Снова, как уже случалось в моих рябиновских делах, я ощущал себя застрявшим в раскорячку. Не могу быть одновременно везде, где надо. Почему Балу у Киплинга радуется, что бандерлоги не разорвали его на сотню маленьких медвежат? Ведь вокруг столько нужного и интересного! Одновременно в разных местах… Я бы не отказался.
Решение проблемы никак не находилось, пока не явилось живьём прямо перед моими глазами. Мы уже сидели за общим столом на дворе усадьбы деда Пердуна, ужинали, когда я его увидел. Решение вполне классическое. Называется: «Девочка и чудовище».
Чудовищем, естественно, был дебил Фофаня. Здоровенный, с топором на плече, с кудлатой нечёсаной головой, засыпанной древесным мусором, в какой-то драной грязной овчинной безрукавке, с полуоткрытым ртом, в уголках которого мокро поблёскивали слюни, он топал на ужин к общему столу под открытым небом, ведомый за руку маленькой девочкой. Особенно маленькой рядом с этой горой мяса, овчины и опилок. Девочка ему негромко что-то проповедовала, а он, наклонив голову к плечу, напряжённо слушал.

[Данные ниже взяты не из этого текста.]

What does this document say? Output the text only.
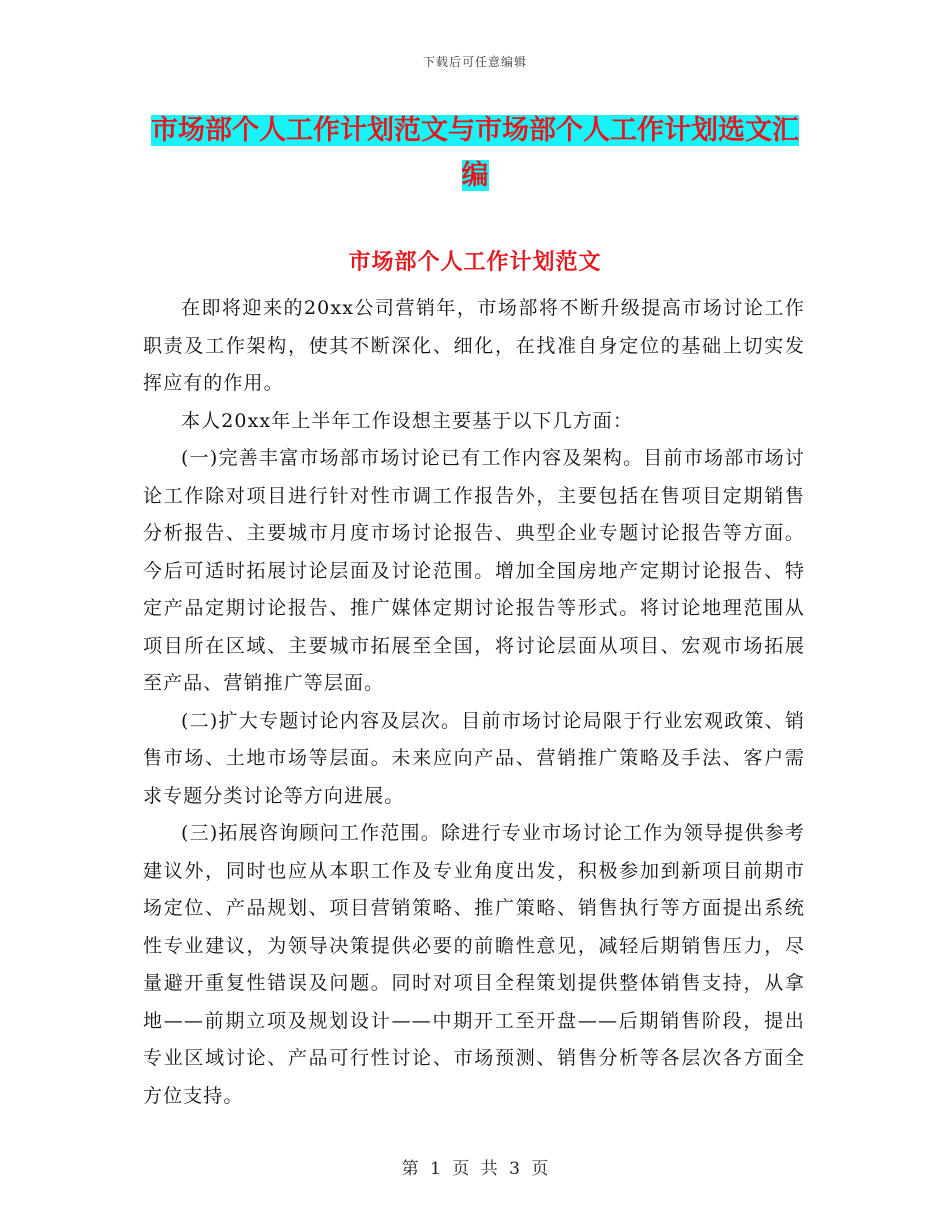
下载后可任意编辑
市场部个人工作计划范文与市场部个人工作计划选文汇编
市场部个人工作计划范文

在即将迎来的20xx公司营销年，市场部将不断升级提高市场讨论工作职责及工作架构，使其不断深化、细化，在找准自身定位的基础上切实发挥应有的作用。

本人20xx年上半年工作设想主要基于以下几方面：

(一)完善丰富市场部市场讨论已有工作内容及架构。目前市场部市场讨论工作除对项目进行针对性市调工作报告外，主要包括在售项目定期销售分析报告、主要城市月度市场讨论报告、典型企业专题讨论报告等方面。今后可适时拓展讨论层面及讨论范围。增加全国房地产定期讨论报告、特定产品定期讨论报告、推广媒体定期讨论报告等形式。将讨论地理范围从项目所在区域、主要城市拓展至全国，将讨论层面从项目、宏观市场拓展至产品、营销推广等层面。

(二)扩大专题讨论内容及层次。目前市场讨论局限于行业宏观政策、销售市场、土地市场等层面。未来应向产品、营销推广策略及手法、客户需求专题分类讨论等方向进展。

(三)拓展咨询顾问工作范围。除进行专业市场讨论工作为领导提供参考建议外，同时也应从本职工作及专业角度出发，积极参加到新项目前期市场定位、产品规划、项目营销策略、推广策略、销售执行等方面提出系统性专业建议，为领导决策提供必要的前瞻性意见，减轻后期销售压力，尽量避开重复性错误及问题。同时对项目全程策划提供整体销售支持，从拿地——前期立项及规划设计——中期开工至开盘——后期销售阶段，提出专业区域讨论、产品可行性讨论、市场预测、销售分析等各层次各方面全方位支持。

第 1 页 共 3 页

Девчушка подняла голову, и я узнал… Твоюмать! Идиотка безмозговая!
Ессесно — Любава. Кто ж ещё? У этого здоровенного придурка — на плече топор. Одного взмаха достаточно, чтобы развалить дурочку от темечка до… до того места, откуда ноги растут. Да он просто кулаком хлопнет и вгонит её в землю по маковку!
Спокойно. Спокуха, Ванюха. Глаза — не пялить, взгляд — отвести, вдох-выдох, резких движений… и таковых же звуков… Тихо. Спокойно. Хлебаем… хлёбово.
Любава усадила своего спутника в стороне от общего стола на брёвна, пробегая мимо нас в поварню мимолётно вежливо улыбнулась, и скоро вернулась с миской в руках. Чего-то приговаривая, расстелила на коленях у дебила рушник, поставила миску похлёбки, положила краюху хлеба, выдала ложку и сама уселась рядом. Потом, оглядев соседа, всплеснула руками, вскочила, забрала у него из руки топор, поставила аккуратно рядом — надо бы в торец бревна загнать, девочка, ну да ладно — сил у тебя маловато, снова уселась на прежнее место, поёрзала, устраиваясь основательнее, и достав собственную ложку, запустила её в миску. Всё это время дебил смотрел на неё, не отрывая глаз. Его мусорная голова, медленно, казалось — со скрипом, непрерывно поворачивалась за ней.